With its suspension tuned for drivability, perfectly balanced steering and a lightweight feel, the 2020 Mazda3 is a pleasure to drive, whether en route to the office or along a winding country lane. The only other compact cars that are so fun to drive are the Golfs and Jettas.
The Mazda3 retails from $ 18,000 before freight and delivery charges. That’s for a base GX sedan without the $ 2,300 Convenience Package that adds 16-inch alloy wheels, blind spot monitoring, heated front seats and cruise control. The GS version starts at $ 22,700 and is the best value-for-money equipment in the line. The more expensive GT version includes a 12-speaker Bose audio system, a sunroof (optional in the GS) and adaptive headlights, and it is the only one that can be fitted with a navigation system, the SiriusXM radio compatibility and fully leather covered seats. The equivalent five-door version costs around $ 1,000 more, and our all-wheel-drive GT hits the box at $ 31,700.

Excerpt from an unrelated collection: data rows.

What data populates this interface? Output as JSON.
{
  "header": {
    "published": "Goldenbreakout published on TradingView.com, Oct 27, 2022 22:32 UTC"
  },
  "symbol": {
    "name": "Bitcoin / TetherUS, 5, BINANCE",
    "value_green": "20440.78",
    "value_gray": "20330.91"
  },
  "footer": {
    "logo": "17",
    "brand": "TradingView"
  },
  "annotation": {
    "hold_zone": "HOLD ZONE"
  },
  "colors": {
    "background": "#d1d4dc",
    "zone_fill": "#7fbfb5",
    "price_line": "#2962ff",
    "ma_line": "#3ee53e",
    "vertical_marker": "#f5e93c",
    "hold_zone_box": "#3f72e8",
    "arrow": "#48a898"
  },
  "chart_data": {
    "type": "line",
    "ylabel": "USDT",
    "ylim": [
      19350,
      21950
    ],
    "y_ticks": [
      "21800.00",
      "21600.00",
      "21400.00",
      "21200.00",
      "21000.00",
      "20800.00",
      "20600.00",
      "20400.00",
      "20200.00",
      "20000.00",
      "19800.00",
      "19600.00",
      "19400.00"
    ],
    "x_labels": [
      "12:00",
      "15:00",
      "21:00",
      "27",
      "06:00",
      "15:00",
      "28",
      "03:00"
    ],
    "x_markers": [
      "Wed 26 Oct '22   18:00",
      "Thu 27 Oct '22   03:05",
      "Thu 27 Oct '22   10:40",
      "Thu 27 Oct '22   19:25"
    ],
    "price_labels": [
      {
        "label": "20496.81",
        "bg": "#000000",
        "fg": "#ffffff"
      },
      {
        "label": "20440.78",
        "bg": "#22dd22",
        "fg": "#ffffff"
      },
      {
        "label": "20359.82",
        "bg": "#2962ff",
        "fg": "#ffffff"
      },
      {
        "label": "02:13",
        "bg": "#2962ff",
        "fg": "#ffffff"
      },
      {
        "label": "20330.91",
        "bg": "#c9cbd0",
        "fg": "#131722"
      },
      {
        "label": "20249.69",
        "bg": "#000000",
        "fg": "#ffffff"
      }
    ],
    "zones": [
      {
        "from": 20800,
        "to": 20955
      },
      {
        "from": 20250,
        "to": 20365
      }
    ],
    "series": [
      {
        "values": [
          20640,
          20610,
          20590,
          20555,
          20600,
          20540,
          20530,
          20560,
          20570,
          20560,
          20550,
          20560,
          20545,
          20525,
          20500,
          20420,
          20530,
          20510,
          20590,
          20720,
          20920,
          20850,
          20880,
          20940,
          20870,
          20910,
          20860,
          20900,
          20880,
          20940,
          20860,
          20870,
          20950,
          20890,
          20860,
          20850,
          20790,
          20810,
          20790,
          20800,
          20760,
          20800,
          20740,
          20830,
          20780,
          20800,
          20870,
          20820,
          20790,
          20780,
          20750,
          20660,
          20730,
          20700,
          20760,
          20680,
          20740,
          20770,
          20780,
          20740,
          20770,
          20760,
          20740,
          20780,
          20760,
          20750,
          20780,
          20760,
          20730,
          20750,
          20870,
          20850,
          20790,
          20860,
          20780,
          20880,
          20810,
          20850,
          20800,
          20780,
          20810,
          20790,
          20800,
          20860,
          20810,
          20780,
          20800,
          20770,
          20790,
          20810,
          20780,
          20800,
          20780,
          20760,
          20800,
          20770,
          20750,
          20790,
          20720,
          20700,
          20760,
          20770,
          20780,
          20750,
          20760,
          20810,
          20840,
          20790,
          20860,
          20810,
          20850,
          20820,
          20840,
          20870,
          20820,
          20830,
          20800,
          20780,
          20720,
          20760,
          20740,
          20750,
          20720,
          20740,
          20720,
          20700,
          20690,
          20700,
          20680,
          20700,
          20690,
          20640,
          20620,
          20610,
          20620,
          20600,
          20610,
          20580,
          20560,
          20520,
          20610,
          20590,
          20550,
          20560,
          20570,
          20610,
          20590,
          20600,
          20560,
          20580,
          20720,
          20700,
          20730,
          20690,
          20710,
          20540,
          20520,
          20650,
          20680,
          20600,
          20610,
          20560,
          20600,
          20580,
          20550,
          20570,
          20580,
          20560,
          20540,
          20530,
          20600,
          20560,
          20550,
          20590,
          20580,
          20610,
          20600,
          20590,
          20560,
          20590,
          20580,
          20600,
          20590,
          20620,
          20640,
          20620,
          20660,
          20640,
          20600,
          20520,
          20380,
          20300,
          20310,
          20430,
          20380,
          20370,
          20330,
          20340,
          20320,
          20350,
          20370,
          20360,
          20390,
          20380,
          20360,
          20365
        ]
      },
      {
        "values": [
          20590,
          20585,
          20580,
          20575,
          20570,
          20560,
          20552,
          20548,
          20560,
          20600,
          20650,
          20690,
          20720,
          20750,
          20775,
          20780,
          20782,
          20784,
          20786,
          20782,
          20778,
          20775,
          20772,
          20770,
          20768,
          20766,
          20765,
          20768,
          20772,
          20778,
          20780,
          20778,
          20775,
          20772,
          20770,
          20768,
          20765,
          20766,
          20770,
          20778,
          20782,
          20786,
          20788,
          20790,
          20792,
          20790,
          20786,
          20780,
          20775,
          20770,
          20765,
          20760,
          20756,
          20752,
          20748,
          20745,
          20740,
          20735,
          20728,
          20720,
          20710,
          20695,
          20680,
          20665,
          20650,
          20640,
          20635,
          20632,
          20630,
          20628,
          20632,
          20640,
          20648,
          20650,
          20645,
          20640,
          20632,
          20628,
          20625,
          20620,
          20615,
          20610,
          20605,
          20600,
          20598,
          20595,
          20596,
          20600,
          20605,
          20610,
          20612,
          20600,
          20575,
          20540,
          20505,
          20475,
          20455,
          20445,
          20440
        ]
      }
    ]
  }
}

Beautiful, refined and fun to drive, the 2020 Mazda3 feels like a more expensive vehicle, and on the design side, it’s in a class of its own. However, it is not perfect with above-average consumption, a lack of visibility to the outside and the observation that certain equipment is only available in the GS version, but which is standard or at less cost in the competition – the heated steering wheel, for example.
The new reality is that the Mazda3 will never again sell in such large quantities as it was four or five years ago, given the current market trend. Too bad, because it is a competitive car in almost every way, but whose reputation does not yet live up to that of the Civic and Corolla.